Spaulding, an enrolled member of the Nez Perce Tribe of Idaho and producer and host of the show “The Conversation” on the tribe’s KIYE 88.7 FM radio station, will hold a question-and-answer session afterwards. The speech is hosted by the Native American Student Center and open to the public.
Spaulding will speak about Native American representation in media, share his personal journey in radio and delve into the inspiration for creating his own outlets focused on sharing Indigenous perspectives. He also will highlight the positive stories and influential public figures in the Native American community featured on his show over the past five years, including U.S. Dept. of Interior Secretary Deb Haaland, the first Native American to serve as a cabinet secretary, and actress Devery Jacobs, who played Elora on the Hulu show “Reservation Dogs.”
“Indigenous representation is so important, whether it is in media, politics, sports or education,” Spaulding said. “We are in a time right now where we are finally seeing representation in mainstream media and culture. We have a voice and our stories matter.
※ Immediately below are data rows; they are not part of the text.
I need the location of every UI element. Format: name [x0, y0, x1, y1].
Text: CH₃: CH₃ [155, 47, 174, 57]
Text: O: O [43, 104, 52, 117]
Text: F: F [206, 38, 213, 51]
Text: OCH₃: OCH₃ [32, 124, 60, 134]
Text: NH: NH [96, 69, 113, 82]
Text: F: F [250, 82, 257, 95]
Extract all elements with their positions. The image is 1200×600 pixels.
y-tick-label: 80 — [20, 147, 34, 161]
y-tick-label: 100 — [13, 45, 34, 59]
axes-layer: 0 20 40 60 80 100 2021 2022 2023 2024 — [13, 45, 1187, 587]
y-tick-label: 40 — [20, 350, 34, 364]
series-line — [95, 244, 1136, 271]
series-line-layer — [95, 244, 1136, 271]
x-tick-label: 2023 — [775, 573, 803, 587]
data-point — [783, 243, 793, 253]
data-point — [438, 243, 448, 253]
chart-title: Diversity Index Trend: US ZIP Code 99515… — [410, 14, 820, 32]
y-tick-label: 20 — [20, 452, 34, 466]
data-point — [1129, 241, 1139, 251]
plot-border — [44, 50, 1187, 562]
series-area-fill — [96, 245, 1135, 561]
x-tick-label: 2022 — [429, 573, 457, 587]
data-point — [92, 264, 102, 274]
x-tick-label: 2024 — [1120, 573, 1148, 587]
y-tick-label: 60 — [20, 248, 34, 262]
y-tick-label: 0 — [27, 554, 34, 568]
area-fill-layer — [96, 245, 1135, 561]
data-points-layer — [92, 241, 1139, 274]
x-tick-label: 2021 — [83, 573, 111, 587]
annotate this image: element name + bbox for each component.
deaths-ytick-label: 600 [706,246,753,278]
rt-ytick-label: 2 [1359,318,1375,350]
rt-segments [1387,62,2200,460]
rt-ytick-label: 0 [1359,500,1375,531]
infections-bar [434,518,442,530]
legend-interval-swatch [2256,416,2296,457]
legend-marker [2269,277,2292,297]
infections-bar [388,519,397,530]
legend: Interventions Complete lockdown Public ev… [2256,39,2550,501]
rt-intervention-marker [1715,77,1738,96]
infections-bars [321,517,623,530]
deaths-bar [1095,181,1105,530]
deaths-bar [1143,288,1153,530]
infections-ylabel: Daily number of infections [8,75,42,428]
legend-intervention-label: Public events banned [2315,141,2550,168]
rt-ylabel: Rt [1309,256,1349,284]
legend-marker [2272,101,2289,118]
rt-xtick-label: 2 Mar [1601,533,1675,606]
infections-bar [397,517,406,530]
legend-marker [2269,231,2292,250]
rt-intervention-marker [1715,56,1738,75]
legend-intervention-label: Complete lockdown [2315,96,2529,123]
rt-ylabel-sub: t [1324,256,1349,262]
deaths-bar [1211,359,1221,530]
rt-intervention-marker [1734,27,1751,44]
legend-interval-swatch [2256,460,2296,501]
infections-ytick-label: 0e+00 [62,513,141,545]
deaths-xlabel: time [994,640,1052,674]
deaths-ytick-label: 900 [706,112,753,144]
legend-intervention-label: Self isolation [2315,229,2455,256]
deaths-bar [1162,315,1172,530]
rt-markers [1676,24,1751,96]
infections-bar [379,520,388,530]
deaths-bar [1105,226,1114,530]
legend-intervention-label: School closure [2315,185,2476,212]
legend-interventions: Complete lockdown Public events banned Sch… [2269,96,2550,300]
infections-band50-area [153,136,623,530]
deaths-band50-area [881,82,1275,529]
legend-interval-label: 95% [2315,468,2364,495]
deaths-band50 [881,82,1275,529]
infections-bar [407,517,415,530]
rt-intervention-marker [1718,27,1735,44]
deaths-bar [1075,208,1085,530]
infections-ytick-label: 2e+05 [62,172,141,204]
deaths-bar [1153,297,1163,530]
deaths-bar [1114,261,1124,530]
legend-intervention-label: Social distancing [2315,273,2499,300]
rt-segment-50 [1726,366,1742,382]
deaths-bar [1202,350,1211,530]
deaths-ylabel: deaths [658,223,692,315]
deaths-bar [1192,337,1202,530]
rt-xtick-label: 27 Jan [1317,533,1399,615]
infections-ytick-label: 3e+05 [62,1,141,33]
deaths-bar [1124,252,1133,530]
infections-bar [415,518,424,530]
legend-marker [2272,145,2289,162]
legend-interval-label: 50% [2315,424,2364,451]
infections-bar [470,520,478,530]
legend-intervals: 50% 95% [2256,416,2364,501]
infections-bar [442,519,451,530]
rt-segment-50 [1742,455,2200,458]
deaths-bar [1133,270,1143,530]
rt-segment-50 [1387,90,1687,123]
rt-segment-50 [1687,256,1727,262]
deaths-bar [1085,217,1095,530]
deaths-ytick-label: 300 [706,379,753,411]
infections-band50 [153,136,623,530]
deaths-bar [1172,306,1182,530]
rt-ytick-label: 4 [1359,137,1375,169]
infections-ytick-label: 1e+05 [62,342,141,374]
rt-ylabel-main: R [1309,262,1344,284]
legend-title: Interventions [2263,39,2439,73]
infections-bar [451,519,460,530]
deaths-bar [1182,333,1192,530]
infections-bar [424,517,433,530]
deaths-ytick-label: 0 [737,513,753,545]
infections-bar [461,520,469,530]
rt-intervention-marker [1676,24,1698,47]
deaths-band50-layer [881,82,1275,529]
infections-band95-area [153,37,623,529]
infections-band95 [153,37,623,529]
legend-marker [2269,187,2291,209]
Indigenous children deserve to have opportunities and deserve to be seen.”
A Tipi Raising Demonstration is planned at noon Monday on the Theophilus Tower Lawn, hosted by the Native American Student Association, followed by a song by the student drum group, Vandal Nation.
“Indigenous Peoples Day is important as it highlights Indigenous history,” said Yolanda Bisbee, executive director of Tribal Relations at U of I. “The activities and speakers that are highlighted during this day speak to Indigenous culture, traditions and resilience.”
Spaulding also co-hosts “Brown Sound” with Javier Gomez Garcia, where they share Latino and Indigenous insights on a variety of topics highlighting the intersectionality of both cultures.
Indigenous Peoples’ Day is celebrated each year on the University of Idaho Campus in place of the federally recognized holiday: Columbus Day. U of I Moscow is located on the homelands of the Nimiipuu (Nez Perce), Palus (Palouse) and Schitsu’umsh (Coeur d’Alene) tribes. The university extends gratitude to the indigenous people that call this place home, since time immemorial. U of I recognizes that it is its academic responsibility to build relationships with the indigenous people to ensure integrity of tribal voices.
Moscow became the first city in Idaho to recognize Indigenous Peoples Day in 2017. Two years later, Idaho Gov. Brad Little issued a proclamation officially recognizing Indigenous Peoples’ Day in 2019. Governments and other organizations across the country have been shifting from celebrating Columbus Day, which celebrates the arrival of Italian explorer Christopher Columbus in North America in 1492, to honoring the history, culture and contributions of indigenous people instead. Columbus’ arrival to the present-day Bahamas not only marked the beginning of western European settlement of the continent, but also the long-running, violent conquest of people groups who had lived on the continent for thousands of years.